Das knappe Schlusskapitel skizziert, wie später der Mythos des Volkskriegs erzeugt wurde, dass aber tatsächlich die Fürsten – nachdem die Gefahr Napoleon beseitigt war – vom Volk und ihren kriegsbedingten Versprechungen nichts mehr wissen wollten. Das gehört nun zu deren Job; jeder demokratische Nationalist hätte 1813 wissen können, dass sein Wert für die Fürsten an die napoleonische Bedrohung geknüpft war. Aber wahrscheinlich funktioniert die nationalistische Weltsicht eines Theodor Körner oder Ernst Moritz Arndt nur auf der Grundlage, von jedem konkreten politischen Interesse abzusehen, und sind solche Leute unwiderruflich zur Dummheit verdammt. –

Schon etwas älter ist Karl J. Mayers Buch zu „Napoleons Soldaten“, das das Kriegserlebnis der unteren Ränge in der grande armée rekonstruiert. Fast alle Aspekte soldatischen Lebens kommen zur Sprache: Von der Rekrutierung über die Ausbildung und Ausrüstung, die Verpflegung (oder häufig auch Nicht-Verpflegung) bis hin zum Leben auf dem Marsch und im Quartier. Einzelne Abschnitte sind den Geschlechterbeziehungen gewidmet, der Vorbereitung auf den Kampf, Kriegsverbrechen und den Fragen, was mit Verwundeten, Toten und Gefangenen geschah.

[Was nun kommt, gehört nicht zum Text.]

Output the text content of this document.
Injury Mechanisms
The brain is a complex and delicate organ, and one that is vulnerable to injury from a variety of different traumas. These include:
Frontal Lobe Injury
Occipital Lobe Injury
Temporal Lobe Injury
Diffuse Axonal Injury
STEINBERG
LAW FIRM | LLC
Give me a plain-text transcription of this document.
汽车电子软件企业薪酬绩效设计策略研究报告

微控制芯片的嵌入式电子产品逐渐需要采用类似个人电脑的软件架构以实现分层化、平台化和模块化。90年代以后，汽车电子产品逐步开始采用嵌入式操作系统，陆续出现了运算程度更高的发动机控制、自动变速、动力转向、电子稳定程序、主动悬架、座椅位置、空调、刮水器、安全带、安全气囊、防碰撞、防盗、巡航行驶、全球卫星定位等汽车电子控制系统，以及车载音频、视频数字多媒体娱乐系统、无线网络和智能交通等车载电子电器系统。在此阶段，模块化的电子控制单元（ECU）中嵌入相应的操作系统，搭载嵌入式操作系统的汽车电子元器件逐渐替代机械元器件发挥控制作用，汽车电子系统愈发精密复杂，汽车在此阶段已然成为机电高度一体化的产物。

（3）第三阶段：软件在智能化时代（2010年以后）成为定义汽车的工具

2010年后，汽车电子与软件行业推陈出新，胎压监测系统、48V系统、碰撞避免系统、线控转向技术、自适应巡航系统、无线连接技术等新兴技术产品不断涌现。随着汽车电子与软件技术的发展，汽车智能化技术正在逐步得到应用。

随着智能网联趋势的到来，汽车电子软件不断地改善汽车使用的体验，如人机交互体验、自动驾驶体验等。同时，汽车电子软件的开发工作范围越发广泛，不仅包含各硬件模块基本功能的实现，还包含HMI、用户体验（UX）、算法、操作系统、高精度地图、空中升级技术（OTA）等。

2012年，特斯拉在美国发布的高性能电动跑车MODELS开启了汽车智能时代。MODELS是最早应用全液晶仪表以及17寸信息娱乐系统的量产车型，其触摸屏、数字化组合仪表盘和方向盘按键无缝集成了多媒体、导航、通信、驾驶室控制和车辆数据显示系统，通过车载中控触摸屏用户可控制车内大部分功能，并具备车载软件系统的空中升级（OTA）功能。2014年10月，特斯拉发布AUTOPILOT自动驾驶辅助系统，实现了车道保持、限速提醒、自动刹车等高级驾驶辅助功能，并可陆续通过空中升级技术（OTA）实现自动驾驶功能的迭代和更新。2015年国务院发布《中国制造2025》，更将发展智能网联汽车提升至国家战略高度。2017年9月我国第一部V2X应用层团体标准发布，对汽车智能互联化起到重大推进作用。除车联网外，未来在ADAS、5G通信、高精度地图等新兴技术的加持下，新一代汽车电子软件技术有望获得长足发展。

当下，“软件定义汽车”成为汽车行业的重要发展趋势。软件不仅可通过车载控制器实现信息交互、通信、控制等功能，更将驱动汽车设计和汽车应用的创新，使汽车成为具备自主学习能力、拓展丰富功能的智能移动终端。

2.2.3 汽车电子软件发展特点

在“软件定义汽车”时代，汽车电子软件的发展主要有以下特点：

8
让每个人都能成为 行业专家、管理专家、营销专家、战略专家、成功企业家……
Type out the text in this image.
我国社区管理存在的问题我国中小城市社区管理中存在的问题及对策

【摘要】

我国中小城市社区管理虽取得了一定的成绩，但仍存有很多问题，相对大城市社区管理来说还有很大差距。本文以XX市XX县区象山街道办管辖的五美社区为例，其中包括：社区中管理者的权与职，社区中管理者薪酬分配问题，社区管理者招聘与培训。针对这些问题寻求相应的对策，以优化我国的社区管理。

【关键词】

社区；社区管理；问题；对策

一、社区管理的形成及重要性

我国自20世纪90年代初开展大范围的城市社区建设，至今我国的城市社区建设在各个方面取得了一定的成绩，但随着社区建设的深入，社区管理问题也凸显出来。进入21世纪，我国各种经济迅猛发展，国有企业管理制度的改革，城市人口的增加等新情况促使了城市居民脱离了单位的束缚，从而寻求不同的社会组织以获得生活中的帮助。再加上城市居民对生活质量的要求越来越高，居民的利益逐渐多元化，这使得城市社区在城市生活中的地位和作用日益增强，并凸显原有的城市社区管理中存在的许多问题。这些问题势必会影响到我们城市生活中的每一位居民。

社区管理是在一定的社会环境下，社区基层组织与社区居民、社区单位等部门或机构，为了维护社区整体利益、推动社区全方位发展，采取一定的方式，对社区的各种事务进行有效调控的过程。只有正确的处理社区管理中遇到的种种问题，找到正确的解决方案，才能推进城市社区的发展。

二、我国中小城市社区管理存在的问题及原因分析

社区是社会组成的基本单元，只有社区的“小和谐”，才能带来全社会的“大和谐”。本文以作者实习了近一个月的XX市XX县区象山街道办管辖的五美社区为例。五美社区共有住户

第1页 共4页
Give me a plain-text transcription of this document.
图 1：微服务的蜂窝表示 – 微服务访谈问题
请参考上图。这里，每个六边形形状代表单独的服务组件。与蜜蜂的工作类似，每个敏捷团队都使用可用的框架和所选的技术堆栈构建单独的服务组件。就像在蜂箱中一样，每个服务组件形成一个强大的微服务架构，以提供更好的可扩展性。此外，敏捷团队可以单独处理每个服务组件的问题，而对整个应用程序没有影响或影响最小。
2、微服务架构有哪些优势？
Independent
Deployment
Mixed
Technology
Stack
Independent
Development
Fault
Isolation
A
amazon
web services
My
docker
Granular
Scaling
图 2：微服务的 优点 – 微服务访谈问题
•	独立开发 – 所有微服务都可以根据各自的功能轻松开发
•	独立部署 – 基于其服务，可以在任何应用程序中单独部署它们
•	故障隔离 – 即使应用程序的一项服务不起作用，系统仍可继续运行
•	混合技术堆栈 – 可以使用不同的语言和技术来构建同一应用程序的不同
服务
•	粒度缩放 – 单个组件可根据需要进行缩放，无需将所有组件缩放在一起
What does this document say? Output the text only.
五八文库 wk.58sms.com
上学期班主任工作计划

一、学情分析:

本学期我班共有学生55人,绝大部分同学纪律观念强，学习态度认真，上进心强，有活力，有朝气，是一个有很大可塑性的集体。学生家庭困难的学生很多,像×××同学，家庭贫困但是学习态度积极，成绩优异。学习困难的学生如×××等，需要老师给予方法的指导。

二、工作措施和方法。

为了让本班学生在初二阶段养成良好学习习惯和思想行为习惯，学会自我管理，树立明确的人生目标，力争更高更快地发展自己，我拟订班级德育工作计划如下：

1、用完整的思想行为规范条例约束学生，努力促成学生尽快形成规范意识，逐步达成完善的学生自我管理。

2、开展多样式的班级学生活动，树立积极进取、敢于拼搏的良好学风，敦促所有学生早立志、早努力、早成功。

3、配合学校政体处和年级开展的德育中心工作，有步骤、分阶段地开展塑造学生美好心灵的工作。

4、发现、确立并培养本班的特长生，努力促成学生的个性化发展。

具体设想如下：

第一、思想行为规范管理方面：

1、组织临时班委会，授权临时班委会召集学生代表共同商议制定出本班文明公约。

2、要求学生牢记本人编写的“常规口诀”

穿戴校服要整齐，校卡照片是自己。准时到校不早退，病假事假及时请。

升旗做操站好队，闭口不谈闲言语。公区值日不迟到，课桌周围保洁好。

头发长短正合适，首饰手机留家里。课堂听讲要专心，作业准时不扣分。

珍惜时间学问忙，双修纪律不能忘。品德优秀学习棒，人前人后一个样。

Mayer weiß all dies knapp und anschaulich zu schildern. Er muss sich auch deshalb kurz fassen, weil er auf etwa 130 Druckseiten eine lange Reihe von Themen abhandelt. Dabei ist wohl etwa ein Viertel dieser Seiten mit Abbildungen gefüllt, die manchmal das nebenan Geschilderte illustrieren, zuweilen aber nur irgendwie mit Napoleons Kriegen zusammenhängen.

Dieses manchmal etwas wahllos Zusammengewürfelte ist der größte Nachteil des Bändchens. Im Vorwort kritisiert Mayer, dass sich die Aufmerksamkeit immer wieder auf Napoleons Russlandfeldzug von 1812 konzentriert hat – doch kommt er selbst mit einer gewissen Beharrlichkeit immer wieder auf dieses eine Halbjahr zu sprechen. Er stellt dann drei Deutsche vor, die Erinnerungen über ihre Zeit in Napoleons Armee hinterlassen haben – indessen geht auch die Erwartung, dass das Leben im französischen Heer nun anhand der Erlebnisse dieser drei geschildert würde, nicht in Erfüllung. Nebenbei hat die weitgehende Konzentration auf deutsche Memoirenliteratur zur Folge, dass das Buch vor allem Informationen über die letzten Jahre von Napoleons Karriere bringt.

So übersichtlich der Haupttext geschrieben ist – in zahlreichen Kästchen sind Nebentexte eingestreut: Zitate, Informationen zu einzelnen Feldzügen und Ereignissen sowie eine Kürzestgeschichte von Napoleons Kriegen, die in vier Teilen übers Buch verstreut ist. Weiteres Manko ist die fehlende Quellenkritik. Wie sich im Verlauf der Jahre die Erinnerung verändert haben mag, welches Bild ihrer Person die Verfasser mit der Niederschrift von Memoiren verankern wollten, das berücksichtigt Mayer kaum je. Auch über die Abbildungen wüsste man oft gerne, ob sie zeitgenössisch sind oder später entstanden, und in wessen Auftrag.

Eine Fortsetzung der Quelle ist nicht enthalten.